Sin embargo, quién lo diría, hemos sido capaces de controlar el cambio climático, hacer que los flujos migratorios no sean unidireccionales, que las energías renovables por fin se hayan impuesto a los combustibles fósiles, que los robots hagan las labores más peligrosas que no aportan ningún valor añadido, e incluso, ¡sorpresas te da la vida!, que todo quisqui tenga un plato de lentejas que llevarse al gaznate (algunos, los mejor colocados, aderezadas con tacos de buen jamón de bellota y chorizo de Cantimpalos).
Aun así, este mundo imaginado, dista mucho de ser el Shangri-La de James Hilton y por sus veredas, como susurraba el viejo tango cambalache, al igual que “en el quinientos seis y en el dos mil también”, siguen deambulando “chorros, maquiavelos y estafaos, contentos y amargaos, varones y dublés”. Vamos, que los humanos están mejor que estuvieron sus ancestros, pero tampoco viven en una perpetua verbena de deleite y regocijo. Que de vez en cuando nos despiertan con la noticia de, por un “quítame allá esas pajas”, se ha montado una guerrita de nada que deja un millón y pico de muertos tirados por las esquinas sin que a nadie se le atragante el cubata, que las mafias se han vuelto mayores y actúan con sutileza y apariencia de buen derecho y, hasta santones e iluminados de los que tienen por costumbre lavar cerebros endebles, recostados en la chaise longue de su estrafalario paraíso mundano, remiten sus huestes sin billete de vuelta a ese pudridero que ellos califican de Nirvana.
Me temo que todavía no hemos llegado a fundar una república galáctica, que para que funcione el senado galáctico no hemos comprado ni los pañales y lo de ser Canciller Supremo, que intentarlo muchos lo llevan intentado por siglos, es otra de las quimeras que se materializará con el tiempo.
En cambio, sorprendentemente, o quizá sin sorpresa alguna, en ese imaginario futuro siguen existiendo estados - eso sí, cada vez volátiles, más exiguos y más interconectados y dependientes -, regiones y hasta ciudades (pese a que han dejado de ser ciudades para convertirse en gigantescas amebas que crecen y desplazan verticalmente cubriendo con sus pies kilómetros y kilómetros de tierra). Y aunque son las corporaciones sin nacionalidad ni alma las que dominan el planeta (que de lejos se veía venir la cosa sin necesidad de acudir a augures, quiromantes o farsantes lectores de los posos del café), para la mejor gestión de esos estados, regiones y ciudades, aunque hoy nadie hubiera apostado un Bitcoin ni un Ripple XRP por ello, pervive algo tan viejo, denostado y eterno como son los gobiernos y la administración en que se apoyan.

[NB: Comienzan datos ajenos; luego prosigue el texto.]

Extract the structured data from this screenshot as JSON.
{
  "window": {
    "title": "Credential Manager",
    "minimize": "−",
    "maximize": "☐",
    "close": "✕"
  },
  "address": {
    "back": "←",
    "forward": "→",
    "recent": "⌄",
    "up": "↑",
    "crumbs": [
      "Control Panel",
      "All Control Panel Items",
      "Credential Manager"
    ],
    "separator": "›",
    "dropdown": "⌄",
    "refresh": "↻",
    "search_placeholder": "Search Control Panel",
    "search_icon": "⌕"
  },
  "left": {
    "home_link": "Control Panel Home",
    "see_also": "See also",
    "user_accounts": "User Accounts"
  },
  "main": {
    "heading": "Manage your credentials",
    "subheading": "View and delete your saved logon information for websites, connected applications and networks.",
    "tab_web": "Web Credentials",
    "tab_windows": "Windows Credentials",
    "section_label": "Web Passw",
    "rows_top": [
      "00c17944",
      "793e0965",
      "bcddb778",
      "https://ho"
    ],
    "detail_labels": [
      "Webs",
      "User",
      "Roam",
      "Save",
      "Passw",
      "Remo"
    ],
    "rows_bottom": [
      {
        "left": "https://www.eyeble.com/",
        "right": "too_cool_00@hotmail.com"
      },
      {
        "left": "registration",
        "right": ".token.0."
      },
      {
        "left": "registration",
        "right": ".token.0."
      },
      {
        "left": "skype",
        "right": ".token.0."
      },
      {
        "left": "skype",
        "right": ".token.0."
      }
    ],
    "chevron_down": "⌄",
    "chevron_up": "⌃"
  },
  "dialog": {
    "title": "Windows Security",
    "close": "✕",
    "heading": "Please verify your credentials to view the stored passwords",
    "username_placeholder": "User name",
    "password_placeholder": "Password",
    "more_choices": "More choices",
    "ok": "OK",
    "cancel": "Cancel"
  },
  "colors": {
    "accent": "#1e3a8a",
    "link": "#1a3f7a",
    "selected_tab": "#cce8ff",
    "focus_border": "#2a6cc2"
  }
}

En ese siglo XXIII fruto del sueño de una noche de verano (o de una vulgar pesadilla) y en esa administración de mentira podrían laborar sanitarios, inspectores, ingenieros, oficinistas, abogados, fiscales, barrenderos, gerentes, bomberos y hasta enterradores y mozos de crematorio. Sin embargo, no es así; hace mucho que unos dejaron de ser necesarios y otros eran demasiado gravosos para seguir trabajando en ella. Muchas cosas habrán cambiado en ese mundo futuro; que dos siglos dan para mucho si se quieren conservar privilegios. Son pocos, muy pocos, a quienes paga la ciudad, la región o el estado y casi nadie sigue siendo funcionario.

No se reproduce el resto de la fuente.